203 N.W. 410, 162 Minn. 501, 1925 Minn. LEXIS 1539
CourtSupreme Court of Minnesota
DecidedApril 17, 1925
DocketNo. 24,437.
StatusPublished
Cited by7 cases

This text of 203 N.W. 410 (James B. Clow & Sons v. A. W. Scott Co.) is published on Counsel Stack Legal Research, covering Supreme Court of Minnesota primary law. Counsel Stack provides free access to over 12 million legal documents including statutes, case law, regulations, and constitutions.

Bluebook
James B. Clow & Sons v. A. W. Scott Co., 203 N.W. 410, 162 Minn. 501, 1925 Minn. LEXIS 1539 (Mich. 1925).

Opinion

*502 Stone, J.

Action on the bond of a public contractor, defendant A. W. Scott Company, which admitted its own liability. After verdict against it, the surety, defendant Royal Indemnity Company moved for judgment notwithstanding or a new trial. The motion was granted and plaintiff appeals.
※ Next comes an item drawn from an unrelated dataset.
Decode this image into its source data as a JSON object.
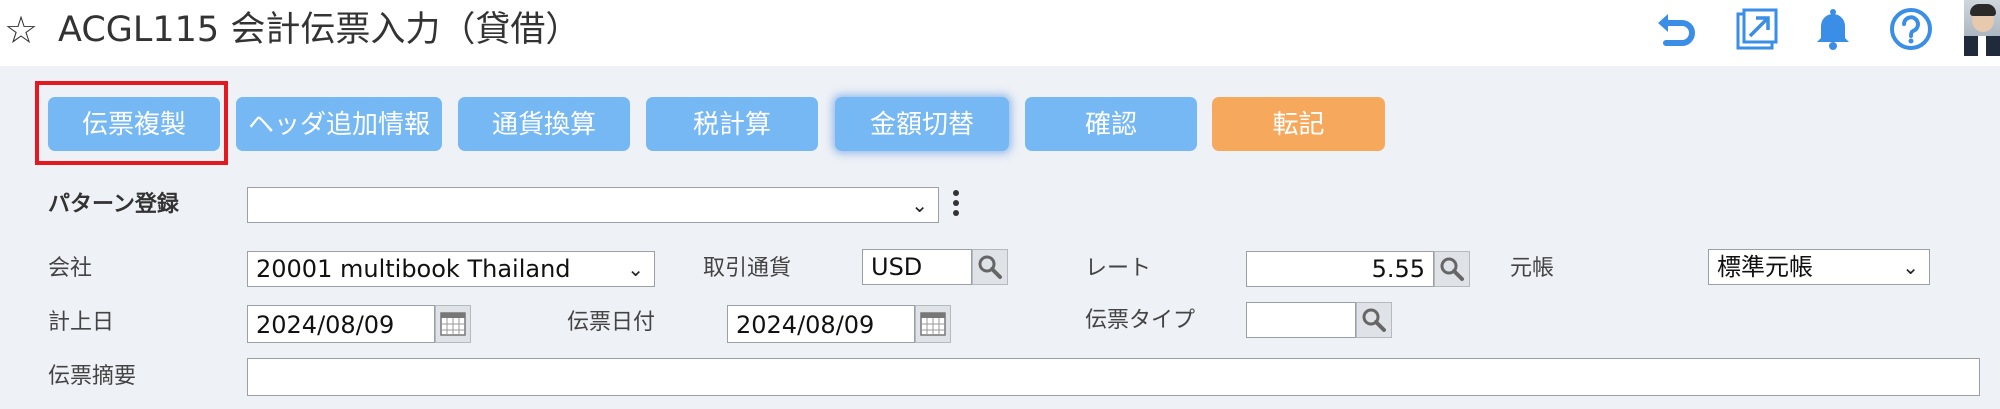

The plaintiff is a dealer in plumbing supplies with an established claim against defendant Scott Company, arising out of the latter’s contract for the plumbing in a public building, the Jordan School in Minneapolis. The sole defense of the indemnity company as surety is that it was not served with notice of plaintiff’s claim within 90 days after the completion of the contract, such notice, under section 9705, G. S. 1928, being a condition to recovery by plaintiff.

The Scott Company is insolvent. At the time of its failure it was the plumbing contractor on four public jobs in Minneapolis, the School of Mines at the University and the Lincoln, Bryant and Jordan Schools. The Royal Indemnity Company was surety for all of these contracts except that on the Lincoln School. It will be referred to as the surety.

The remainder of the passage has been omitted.